Sainte Geneviève TORRES MORALES
Nom: TORRES MORALES
Prénom: Geneviève (Genoveva)
Nom de religion: Geneviève (Genoveva)
Pays: Espagne
Naissance: 03.01.1870 à
Almenara (Castille)
Mort: 05.01.1956 à Saragosse
Etat: Religieuse -
Fondatrice
Note: Fonde en 1911 les ‘Sœurs du
Sacré-Cœur et des saints Anges’ pour aider les femmes pauvres.
Béatificationt: 29.01.1995 à Rome
par Jean Paul II
Canonisation: 04.05.2003 à Madrid
par Jean Paul II
Fête: 5 janvier
Réf. dans l’Osservatore Romano: 1995 n.6
p.3 -
2003 n.19 p.4-5
Réf. dans la Documentation
Catholique: 1995 n.5 p.249 - 2003 n.11 p.542-543
« Sainte Genoveva Torres
fut un instrument de la tendresse de Dieu à l’égard des personnes seules et en
quête d’amour. » (Jean-Paul II)
Genoveva (Geneviève) Torres Morales naît en 1870 à Almenara en Espagne (Castille).

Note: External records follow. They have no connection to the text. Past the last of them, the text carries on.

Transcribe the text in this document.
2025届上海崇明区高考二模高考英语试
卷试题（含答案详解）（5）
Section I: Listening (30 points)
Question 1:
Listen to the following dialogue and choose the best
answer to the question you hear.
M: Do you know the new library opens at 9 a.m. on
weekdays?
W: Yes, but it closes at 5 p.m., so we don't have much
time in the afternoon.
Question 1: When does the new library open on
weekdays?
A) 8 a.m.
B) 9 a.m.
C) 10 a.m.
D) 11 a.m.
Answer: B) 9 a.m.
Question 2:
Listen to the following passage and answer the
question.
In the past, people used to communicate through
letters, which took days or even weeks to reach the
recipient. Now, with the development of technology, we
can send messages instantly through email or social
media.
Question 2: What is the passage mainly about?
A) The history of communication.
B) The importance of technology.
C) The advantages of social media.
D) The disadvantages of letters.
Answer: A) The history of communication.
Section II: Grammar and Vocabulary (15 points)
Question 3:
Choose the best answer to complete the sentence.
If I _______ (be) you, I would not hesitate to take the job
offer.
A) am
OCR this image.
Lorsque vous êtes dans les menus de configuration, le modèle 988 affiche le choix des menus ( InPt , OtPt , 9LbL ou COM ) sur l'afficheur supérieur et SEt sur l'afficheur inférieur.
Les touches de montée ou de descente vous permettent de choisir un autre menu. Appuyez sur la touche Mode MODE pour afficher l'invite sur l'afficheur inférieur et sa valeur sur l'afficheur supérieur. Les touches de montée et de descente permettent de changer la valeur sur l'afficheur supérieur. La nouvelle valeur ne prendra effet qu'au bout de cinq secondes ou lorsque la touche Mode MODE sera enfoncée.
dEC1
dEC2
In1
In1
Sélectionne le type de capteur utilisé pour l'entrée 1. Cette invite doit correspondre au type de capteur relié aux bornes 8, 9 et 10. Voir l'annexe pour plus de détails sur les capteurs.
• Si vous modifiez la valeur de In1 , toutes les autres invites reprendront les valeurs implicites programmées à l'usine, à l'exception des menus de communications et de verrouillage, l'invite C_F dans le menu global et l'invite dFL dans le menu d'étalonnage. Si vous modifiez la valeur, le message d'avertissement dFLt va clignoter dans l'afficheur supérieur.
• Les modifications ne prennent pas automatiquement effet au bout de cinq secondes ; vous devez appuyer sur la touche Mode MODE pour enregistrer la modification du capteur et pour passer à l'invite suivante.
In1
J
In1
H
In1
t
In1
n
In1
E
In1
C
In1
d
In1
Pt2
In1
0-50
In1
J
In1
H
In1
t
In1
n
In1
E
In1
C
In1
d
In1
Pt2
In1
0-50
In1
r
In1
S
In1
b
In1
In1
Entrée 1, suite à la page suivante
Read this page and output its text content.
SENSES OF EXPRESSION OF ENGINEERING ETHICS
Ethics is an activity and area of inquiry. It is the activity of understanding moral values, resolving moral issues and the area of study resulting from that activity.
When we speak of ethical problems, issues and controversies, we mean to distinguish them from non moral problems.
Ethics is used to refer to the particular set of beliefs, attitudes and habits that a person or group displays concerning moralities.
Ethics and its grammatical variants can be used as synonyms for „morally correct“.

Elle se retrouve orpheline de père et de mère à l’âge de huit ans. Elle doit
s’occuper de son frère, exigeant et taciturne. Du coup, elle s’habitue
elle-même à la vie retirée. A treize ans, on doit l’amputer, sans anesthésie,
de la jambe gauche. S’ensuivront des séquelles de souffrance et de maladies et
elle marchera avec des béquilles jusqu’à la fin de sa vie. De 1885 à 1894, elle
est hospitalisée à la ‘Maison de la Miséricorde’ de Valence tenue par les
Carmélites de la Charité. Elle y complète sa formation culturelle et
spirituelle. Elle essaie d’entrer dans cette Congrégation mais elle n’est pas
acceptée pour raison de santé.
En 1894, à 24 ans, elle fonde avec deux amies la ‘Société Angélique’.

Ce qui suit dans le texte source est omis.